We now validate every email address before it enters any sending queue. For user-submitted emails (signups, contact forms), we verify the domain has valid MX records before accepting it. For outreach lists, we run the entire list through a validation service and remove anything that does not pass. A five-minute validation step would have prevented our entire crisis.

Lesson 2: Separate Transactional from Marketing Email

This was our biggest architectural mistake. Transactional emails (password resets, welcome messages, receipt confirmations) are critical infrastructure. They have open rates above 80% and near-zero bounce rates because they are sent to addresses that just performed an action on your site. Marketing emails (newsletters, outreach, promotional campaigns) have inherently higher bounce rates, lower engagement, and carry reputation risk.

These two types of email should never share the same sending account, the same domain, or ideally even the same provider. We now use one provider exclusively for transactional email and handle any marketing or outreach through a completely separate service with a different subdomain. If outreach goes wrong again, our transactional email keeps working.

Lesson 3: Implement Rate Limiting and Monitoring

We had no monitoring on our email sending. No alerts for bounce rate spikes. No daily limits on outbound volume. No dashboards showing delivery health. We were flying blind, and we did not even know it until the account was already dead.

Now we track bounce rate, delivery rate, and complaint rate in real time. We have alerts that fire if the bounce rate exceeds 2% on any given day. We have hard daily sending limits that cannot be overridden without a manual review. These guardrails exist specifically to prevent a repeat of what happened. If something starts going wrong, we know within hours, not after the provider has already pulled the plug.

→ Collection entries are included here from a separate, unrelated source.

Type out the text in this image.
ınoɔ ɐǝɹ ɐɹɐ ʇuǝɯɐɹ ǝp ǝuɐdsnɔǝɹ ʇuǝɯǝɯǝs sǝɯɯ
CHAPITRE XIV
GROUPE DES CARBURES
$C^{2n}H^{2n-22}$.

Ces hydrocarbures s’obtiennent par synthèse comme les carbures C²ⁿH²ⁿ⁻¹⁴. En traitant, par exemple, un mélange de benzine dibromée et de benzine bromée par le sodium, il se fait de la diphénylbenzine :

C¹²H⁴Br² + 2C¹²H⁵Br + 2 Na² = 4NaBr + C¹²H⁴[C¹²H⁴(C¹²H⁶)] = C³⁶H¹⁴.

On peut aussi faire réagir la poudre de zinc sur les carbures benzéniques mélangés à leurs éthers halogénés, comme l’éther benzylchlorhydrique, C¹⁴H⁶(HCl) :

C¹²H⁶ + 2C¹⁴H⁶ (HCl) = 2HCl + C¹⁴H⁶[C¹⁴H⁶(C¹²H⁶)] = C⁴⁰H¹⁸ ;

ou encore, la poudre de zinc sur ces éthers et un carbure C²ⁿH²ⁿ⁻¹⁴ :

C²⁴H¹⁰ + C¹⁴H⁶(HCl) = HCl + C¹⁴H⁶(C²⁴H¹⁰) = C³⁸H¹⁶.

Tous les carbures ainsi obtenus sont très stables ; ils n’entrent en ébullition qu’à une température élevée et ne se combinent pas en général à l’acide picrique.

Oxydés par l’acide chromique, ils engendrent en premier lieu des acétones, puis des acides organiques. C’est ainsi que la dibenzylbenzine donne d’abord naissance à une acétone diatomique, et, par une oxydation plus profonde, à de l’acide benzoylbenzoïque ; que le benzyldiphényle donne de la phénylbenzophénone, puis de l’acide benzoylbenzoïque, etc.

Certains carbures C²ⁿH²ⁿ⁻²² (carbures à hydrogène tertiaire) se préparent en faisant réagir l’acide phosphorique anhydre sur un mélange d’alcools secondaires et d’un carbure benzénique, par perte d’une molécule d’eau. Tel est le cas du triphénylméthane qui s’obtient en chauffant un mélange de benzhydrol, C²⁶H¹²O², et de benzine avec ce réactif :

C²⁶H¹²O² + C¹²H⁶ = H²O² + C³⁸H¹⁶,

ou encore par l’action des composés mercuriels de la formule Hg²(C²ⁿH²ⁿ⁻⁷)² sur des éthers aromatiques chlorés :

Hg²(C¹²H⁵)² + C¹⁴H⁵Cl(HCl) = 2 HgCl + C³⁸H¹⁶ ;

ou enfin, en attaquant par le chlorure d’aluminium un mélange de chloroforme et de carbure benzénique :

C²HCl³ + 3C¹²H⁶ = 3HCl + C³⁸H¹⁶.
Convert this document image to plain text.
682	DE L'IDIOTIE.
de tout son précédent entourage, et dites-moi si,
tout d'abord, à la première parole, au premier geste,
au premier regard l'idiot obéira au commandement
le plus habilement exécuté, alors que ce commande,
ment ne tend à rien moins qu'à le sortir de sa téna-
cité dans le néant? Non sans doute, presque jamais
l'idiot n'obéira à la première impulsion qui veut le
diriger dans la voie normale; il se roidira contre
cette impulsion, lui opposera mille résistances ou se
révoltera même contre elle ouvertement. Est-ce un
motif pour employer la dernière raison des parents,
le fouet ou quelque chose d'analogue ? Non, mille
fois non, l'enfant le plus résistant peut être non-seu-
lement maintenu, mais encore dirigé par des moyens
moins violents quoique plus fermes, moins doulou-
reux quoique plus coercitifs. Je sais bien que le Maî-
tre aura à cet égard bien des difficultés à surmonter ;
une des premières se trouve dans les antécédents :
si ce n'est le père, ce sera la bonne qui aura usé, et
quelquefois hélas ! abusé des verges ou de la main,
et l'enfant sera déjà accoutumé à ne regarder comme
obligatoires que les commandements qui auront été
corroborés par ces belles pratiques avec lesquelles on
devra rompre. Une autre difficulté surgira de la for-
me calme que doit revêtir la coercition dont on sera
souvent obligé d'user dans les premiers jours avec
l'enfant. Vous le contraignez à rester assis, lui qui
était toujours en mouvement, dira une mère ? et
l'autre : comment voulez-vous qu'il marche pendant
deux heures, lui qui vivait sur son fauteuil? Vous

Lesson 4: Have a Migration Plan Ready

The reason we survived this incident in four hours instead of four days is that we had (somewhat accidentally) built our email integration in a way that made switching providers easy. The API key and endpoint were environment variables. The email sending logic was behind an abstraction. Our DNS records were already configured correctly with SPF, DKIM, and DMARC.

We now treat email provider migration as a documented runbook. We know exactly which environment variables to update, which DNS records to verify, and which test emails to send to confirm delivery. We even have a backup provider account pre-configured and ready to activate. If our current provider goes down or bans us again tomorrow, we can switch in under an hour.

Lesson 5: Your Email Reputation Is Fragile

Email deliverability is not something most developers think about until it breaks. But your sending reputation — which is tied to your domain, your IP address, and your provider account — is one of the most fragile assets in your infrastructure. A single bad batch of emails can destroy months of built-up reputation in minutes.

Treat your email sending reputation the way you treat your production database: with extreme caution, proper monitoring, and a healthy fear of doing anything that might corrupt it. Never send emails to unvalidated addresses. Never mix marketing with transactional. Never skip the monitoring. Your users depend on receiving your emails, even if they do not think about it until they cannot.

The Silver Lining

Losing our email provider was one of the most stressful days we have had building this company. But it forced us to build better infrastructure than we had before. Our email setup is now more resilient, better monitored, and properly separated by purpose. We have a migration plan that we have actually tested. We validate every address before sending.

If you are building a SaaS product and you have not thought about what happens when your email provider disappears overnight, think about it now. Set up the monitoring. Separate your sending accounts. Validate your addresses. Build the abstraction layer. Do it while it is a calm Tuesday afternoon, not while your users are locked out of their accounts.